ICICI Securities has noted the staggered payment as a favourable feature, potentially aiding Vedanta in managing its debt. This structure could lower the net present value of the acquisition to below Rs 17,000 crore. Initial payments are estimated at Rs 3,700–3,800 crore, with subsequent payments of Rs 2,700–3,300 crore annually over five years. However, the path to turning around Jaiprakash's businesses remains unclear.

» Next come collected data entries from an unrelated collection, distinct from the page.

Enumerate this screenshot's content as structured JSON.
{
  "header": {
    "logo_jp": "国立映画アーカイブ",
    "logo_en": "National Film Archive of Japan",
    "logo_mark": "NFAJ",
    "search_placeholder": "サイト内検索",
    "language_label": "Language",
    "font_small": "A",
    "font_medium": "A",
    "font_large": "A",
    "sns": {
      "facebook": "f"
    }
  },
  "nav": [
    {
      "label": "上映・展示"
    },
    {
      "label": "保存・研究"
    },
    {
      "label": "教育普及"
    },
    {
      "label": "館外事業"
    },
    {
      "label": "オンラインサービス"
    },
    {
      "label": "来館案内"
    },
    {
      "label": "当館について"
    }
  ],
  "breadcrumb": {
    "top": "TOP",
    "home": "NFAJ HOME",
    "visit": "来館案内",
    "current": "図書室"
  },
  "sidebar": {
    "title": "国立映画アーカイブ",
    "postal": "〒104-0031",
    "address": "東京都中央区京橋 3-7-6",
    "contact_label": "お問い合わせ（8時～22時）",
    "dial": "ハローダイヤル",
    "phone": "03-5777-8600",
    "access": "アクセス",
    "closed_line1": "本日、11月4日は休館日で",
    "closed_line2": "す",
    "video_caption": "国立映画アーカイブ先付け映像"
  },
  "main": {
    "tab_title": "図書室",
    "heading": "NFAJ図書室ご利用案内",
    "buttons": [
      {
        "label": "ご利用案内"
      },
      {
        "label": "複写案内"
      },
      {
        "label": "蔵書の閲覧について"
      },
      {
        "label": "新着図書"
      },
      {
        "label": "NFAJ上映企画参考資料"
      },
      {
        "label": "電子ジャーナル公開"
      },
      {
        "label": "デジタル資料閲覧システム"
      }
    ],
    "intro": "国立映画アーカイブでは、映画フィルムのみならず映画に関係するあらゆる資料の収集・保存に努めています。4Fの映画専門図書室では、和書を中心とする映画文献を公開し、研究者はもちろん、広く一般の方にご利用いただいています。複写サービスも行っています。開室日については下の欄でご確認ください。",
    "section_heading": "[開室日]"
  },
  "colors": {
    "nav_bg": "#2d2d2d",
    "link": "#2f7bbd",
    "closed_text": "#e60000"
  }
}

The legal and operational challenges further complicate the acquisition landscape.
Vedanta must secure several statutory approvals, including from the Competition Commission of India (CCI) and the National Company Law Tribunal (NCLT), anticipated to take 3-6 months. After approval, Vedanta is expected to make an upfront payment of Rs 3,700–3,800 crore, with the balance spread over five years. This timeline adds another layer of complexity to the acquisition process.
ICICI Securities called Jaiprakash Associates a complex web of assets. Meanwhile, Nuvama today said Vedanta's entry into an unrelated business by acquiring Jaiprakash Associates (JP Associates) assets would hurt stock valuations. For now, the domestic brokerage retained 'Buy', as it awaits finalisation of resolution plan to account for it in earnings estimates.